I guess it has a lot to do with why kids are sent to Christian schools. I’m sure people’s reasons vary, but the one reason that consistently gets my jaw clinched is when people say, “I don’t want my kids growing up around all those bad influences” which is to imply that kids who go to regular schools are bad influences, keen to start a cult, anarchist rebellion, or both. “The education system in secular schools preaches (and yes, they say “preaches”, “not teaches”) learning without God as the central fixture, and, (of course) these things will lead to the destruction of a young and impressionable mind.”
But, as a Christian that went to and got saved at a secular school, I have to question why all the fuss about the religious alignment of a learning institution. The first learning starts in the home, and the Bible says that believers are called to be salt and light. We are all in the world, commissioned with the task of spreading to message of Good News through Christ crucified. If we are to be an influence on the unchurched, why take such great measures to surround ourselves with like minded individuals? Where would I be now if it were not for the witness of a dissimilar mind when I was 17?
I find this contradiction in other parts of the Christian walk as well. When I look at churches as a whole, I see institutions that want to grow by absorbing outside parties into walled buildings. These churches are, in many respects, castles and keeps that protect the believers inside from the horrors of a sinful world outside. They have missions trips into a poverty landscapes where they hope to make an impact on something they try to avoid daily. And, ironically, when everyone comes back from these trips, they say, “I wish I could have stayed longer. I wish I could still be there helping them.”
Imagine if your whole educational experience you doing exactly that?
Kids have this uncanny capacity to learn and do it by immersion. I think that’s why Christian parents are afraid of sending them off to a secular school. It’s also why I think they should send them off to one. A little hands on learning around the “sin” of normal world living. I say that only because I’ve seen so many Christians brought up in bubbles that have absolutely no understanding of how to communicate with the un-bubbled, it’s laughable. They aren’t salt or light, they are just church parrots, squawking words for communion crackers with no clue how to use the language beyond pleasing the one who taught them.

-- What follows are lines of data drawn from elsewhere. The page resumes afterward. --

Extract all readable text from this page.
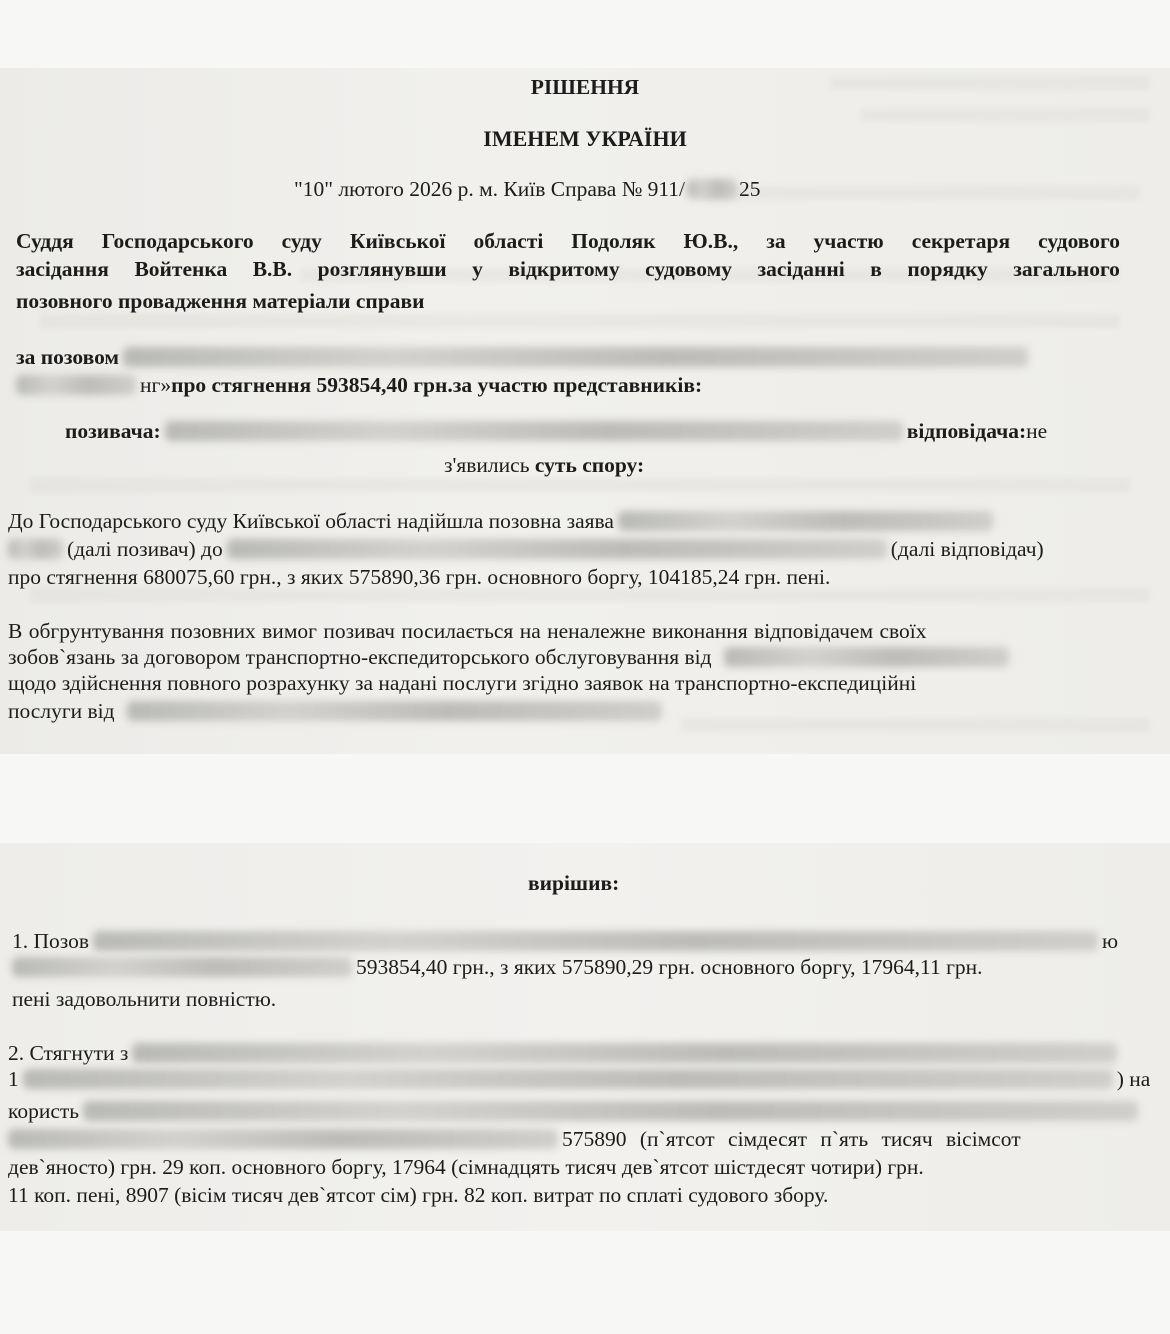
РІШЕННЯ
ІМЕНЕМ УКРАЇНИ
"10" лютого 2026 р. м. Київ Справа № 911/	25
Суддя Господарського суду Київської області Подоляк Ю.В., за участю секретаря судового
засідання Войтенка В.В. розглянувши у відкритому судовому засіданні в порядку загального
позовного провадження матеріали справи
за позовом
нг»про стягнення 593854,40 грн.за участю представників:
позивача:	відповідача:не
з'явились суть спору:
До Господарського суду Київської області надійшла позовна заява
(далі позивач) до	(далі відповідач)
про стягнення 680075,60 грн., з яких 575890,36 грн. основного боргу, 104185,24 грн. пені.
В обгрунтування позовних вимог позивач посилається на неналежне виконання відповідачем своїх
зобов`язань за договором транспортно-експедиторського обслуговування від
щодо здійснення повного розрахунку за надані послуги згідно заявок на транспортно-експедиційні
послуги від
вирішив:
1. Позов	ю
593854,40 грн., з яких 575890,29 грн. основного боргу, 17964,11 грн.
пені задовольнити повністю.
2. Стягнути з
1	) на
користь
575890 (п`ятсот сімдесят п`ять тисяч вісімсот
дев`яносто) грн. 29 коп. основного боргу, 17964 (сімнадцять тисяч дев`ятсот шістдесят чотири) грн.
11 коп. пені, 8907 (вісім тисяч дев`ятсот сім) грн. 82 коп. витрат по сплаті судового збору.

I guess I understand the desire to want your child to be in a safe harbor. It’s the parent’s goal to protect a child and that child’s eternal walk with the Lord. But the world isn’t safe, and a Christian school is no guarantee anyone will stick to the faith. I’ve met plenty of people who’ve gotten saved in secular institutions, and plenty who’ve grown up in religious ones, rebelled, and gotten as far away from the faith as they possibly can.
I do not blame or fault anyone for sending their child to a Christian only institution. In fact, many such institutions are better funded, and provide a superior education. I also don’t fault any parent for wanting the best Godly education the can give to their child. I’m confident God honors those who seek to know Him more. But I still have to ask, is it good and dutiful Christian parenting to create a verdant Christian Utopia for their child to play in, or is it a lost cause, ordained to fail before it even started?